The DUF2800 RNA motif is a conserved RNA structure that was discovered by bioinformatics. DUF2800 motif RNAs are found in Bacillota. DUF2800 RNAs are also predicted in the phyla Actinomycetota and Synergistota, although these RNAs are likely the result of recent horizontal gene transfer or conceivably sequence contamination.
The DUF3577 RNA motif is a conserved RNA structure that was discovered by bioinformatics. DUF3577 motifs are found in the organism Cardiobacterium valvarum and metagenomic sequences from unknown organisms.
The Fibro-purF RNA motif is a conserved RNA structure that was discovered by bioinformatics. Fibro-purF motif RNAs are found in Fibrobacterota, a group of bacteria that are common in cow rumen. Additionally, the RNAs are found in metagenomic sequences of DNA isolated from cow rumen.

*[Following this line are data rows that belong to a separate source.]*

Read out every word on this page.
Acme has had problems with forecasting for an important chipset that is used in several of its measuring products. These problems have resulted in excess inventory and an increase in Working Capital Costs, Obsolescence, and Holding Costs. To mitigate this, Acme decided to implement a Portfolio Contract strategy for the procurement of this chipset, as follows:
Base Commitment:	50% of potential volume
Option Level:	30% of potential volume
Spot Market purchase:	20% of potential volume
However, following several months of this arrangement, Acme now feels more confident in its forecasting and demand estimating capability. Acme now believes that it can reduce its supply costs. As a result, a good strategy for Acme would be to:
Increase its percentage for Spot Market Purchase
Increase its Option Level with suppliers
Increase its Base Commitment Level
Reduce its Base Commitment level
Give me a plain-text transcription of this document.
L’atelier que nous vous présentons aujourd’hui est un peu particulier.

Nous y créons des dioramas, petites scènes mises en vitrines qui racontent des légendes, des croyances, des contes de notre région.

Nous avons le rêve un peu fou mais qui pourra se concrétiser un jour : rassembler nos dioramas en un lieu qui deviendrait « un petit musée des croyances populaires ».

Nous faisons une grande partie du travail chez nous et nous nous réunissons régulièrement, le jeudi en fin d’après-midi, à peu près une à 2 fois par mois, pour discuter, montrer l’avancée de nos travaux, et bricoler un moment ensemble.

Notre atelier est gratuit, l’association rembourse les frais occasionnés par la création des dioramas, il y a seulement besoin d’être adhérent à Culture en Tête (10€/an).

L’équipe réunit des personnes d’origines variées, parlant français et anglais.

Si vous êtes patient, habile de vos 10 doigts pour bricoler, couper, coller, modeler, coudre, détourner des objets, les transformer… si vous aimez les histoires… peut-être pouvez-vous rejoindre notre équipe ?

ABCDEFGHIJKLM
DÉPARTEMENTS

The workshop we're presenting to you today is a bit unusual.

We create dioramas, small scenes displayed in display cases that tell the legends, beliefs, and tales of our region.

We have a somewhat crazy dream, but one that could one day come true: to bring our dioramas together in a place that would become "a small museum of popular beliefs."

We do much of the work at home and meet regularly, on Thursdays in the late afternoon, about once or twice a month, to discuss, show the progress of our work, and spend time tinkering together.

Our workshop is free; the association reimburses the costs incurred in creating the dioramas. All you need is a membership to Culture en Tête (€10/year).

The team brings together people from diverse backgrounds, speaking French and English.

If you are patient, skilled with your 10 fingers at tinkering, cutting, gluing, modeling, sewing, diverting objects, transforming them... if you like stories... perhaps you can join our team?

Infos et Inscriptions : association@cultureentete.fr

The folE RNA motif, now known as the THF-II riboswitch, is a conserved RNA structure that was discovered by bioinformatics. folE motifs are found in Alphaproteobacteria.
IS605-orfB RNA motifs refer to conserved RNA or DNA structures that were discovered by bioinformatics. Although such motifs were published as a RNA candidates, there is some reason to suspect that they might function as a single-stranded DNA. In terms of secondary structure, RNA and DNA are difficult to distinguish when only sequence information is available. If the motifs function as RNA, they likely are small RNAs, that are independently transcribed.
The Latescibacteria, OD1, OP11, TM7 RNA motif is a conserved RNA structure that was discovered by bioinformatics. LOOT motif RNAs are found in multiple bacterial phyla that have only recently been discovered, and are currently not well understood: Latescibacteria, OD1/Parcubacteria, OP11 AND TM7. In some cases, no specific organism has been isolated in the relevant phylum, but the existence of the bacterial phylum is known only through analysis of metagenomic sequences. Curiously, the LOOT motif is not known in any phylum that has been studied for a long time.
lysM RNA motifs are conserved RNA structures that were discovered by bioinformatics. Such bacterial motifs are defined by consistently being upstream of 'lysM' genes, which encode lysin protein domains, a conserved domain that participates in cell wall degradation. lysM motif RNAs likely function as cis-regulatory elements, in view of their positions upstream of protein-coding genes, although this hypothesis is not certain.
The osmY RNA motif is a conserved RNA structure that was discovered by bioinformatics. osmY motif RNAs are found in Enterobacteriaceae organisms, although it is not predicted to reside in Escherichia coli.
The PGK RNA motif is a conserved RNA structure that was discovered by bioinformatics. PGK motif RNAs are found in metagenomic sequences isolated from the gastrointestinal tract of mammals. PGK RNAs have not yet been detected in a classified organism.
The queA RNA motif is a conserved RNA structure that was discovered by bioinformatics. queA motif RNAs have not yet been found in any classified organism; they are known from metagenomic sequences.
The raiA RNA motif is a conserved RNA structure that was discovered by bioinformatics. raiA motif RNAs are found in Actinomycetota and Bacillota, and have many conserved features—including conserved nucleotide positions, conserved secondary structures and associated protein-coding genes—in both of these phyla. Some conserved features of the raiA RNA motif suggest that they function as cis-regulatory elements, but other aspects of the motif suggest otherwise.